While Stepan Arkadyich, having taken almost all the money there was in the house, went to Petersburg to fulfil the most natural and necessary duty, known to all who serve in the government though incomprehensible to those who do not, and without which it is impossible to serve - that of reminding the ministry of himself - and, in going about the fulfilment of this duty, spent his time merrily and pleasantly at the races and in summer houses, Dolly moved with the children to their country estate in order to reduce expenses as much as possible. She moved to her dowry estate, Yergushovo, the same one where the wood had been sold in spring and which was about thirty-five miles from Levin’s Pokrovskoe.

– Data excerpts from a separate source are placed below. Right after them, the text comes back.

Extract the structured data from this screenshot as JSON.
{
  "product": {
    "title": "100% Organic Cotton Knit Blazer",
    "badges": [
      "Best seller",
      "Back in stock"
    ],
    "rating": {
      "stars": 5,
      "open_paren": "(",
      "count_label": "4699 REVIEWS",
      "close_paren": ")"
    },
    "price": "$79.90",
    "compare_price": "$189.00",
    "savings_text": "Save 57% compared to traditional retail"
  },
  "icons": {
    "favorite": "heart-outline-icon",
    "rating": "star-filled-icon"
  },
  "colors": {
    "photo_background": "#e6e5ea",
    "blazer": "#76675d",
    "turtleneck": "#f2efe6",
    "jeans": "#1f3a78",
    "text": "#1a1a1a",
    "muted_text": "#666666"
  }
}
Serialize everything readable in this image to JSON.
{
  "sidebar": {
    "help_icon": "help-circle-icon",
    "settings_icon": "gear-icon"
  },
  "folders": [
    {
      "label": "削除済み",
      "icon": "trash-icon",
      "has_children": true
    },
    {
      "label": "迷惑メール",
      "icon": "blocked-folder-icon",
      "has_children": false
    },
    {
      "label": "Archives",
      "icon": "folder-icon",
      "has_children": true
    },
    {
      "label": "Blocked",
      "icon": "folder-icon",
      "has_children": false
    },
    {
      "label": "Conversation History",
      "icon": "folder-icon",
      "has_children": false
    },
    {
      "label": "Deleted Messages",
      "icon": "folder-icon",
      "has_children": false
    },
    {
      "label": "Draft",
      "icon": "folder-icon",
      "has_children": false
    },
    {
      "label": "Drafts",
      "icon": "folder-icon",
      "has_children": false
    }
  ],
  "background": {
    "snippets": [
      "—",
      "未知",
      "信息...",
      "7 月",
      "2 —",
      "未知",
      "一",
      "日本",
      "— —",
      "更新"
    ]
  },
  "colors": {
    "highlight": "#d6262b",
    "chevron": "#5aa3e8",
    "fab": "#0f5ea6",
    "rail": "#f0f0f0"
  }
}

In Yergushovo the big, old house had been torn down long ago, and the prince had refurbished and enlarged the wing. Some twenty years ago, when Dolly was still a child, the wing had been roomy and comfortable, though it stood, as all wings do, sideways to the front drive and the south. But this wing was now old and decayed. When Stepan Arkadyich had gone to sell the wood in the spring, Dolly had asked him to look it over and order the necessary repairs. Stepan Arkadyich, who, like all guilty husbands, was very solicitous of his wife’s comfort, looked the house over himself and gave orders about everything he thought necessary. To his mind, there was a need to re-upholster all the furniture with cretonne, to hang curtains, to clean up the garden, make a little bridge by the pond and plant flowers; but he forgot many other necessary things, the lack of which later tormented Darya Alexandrovna.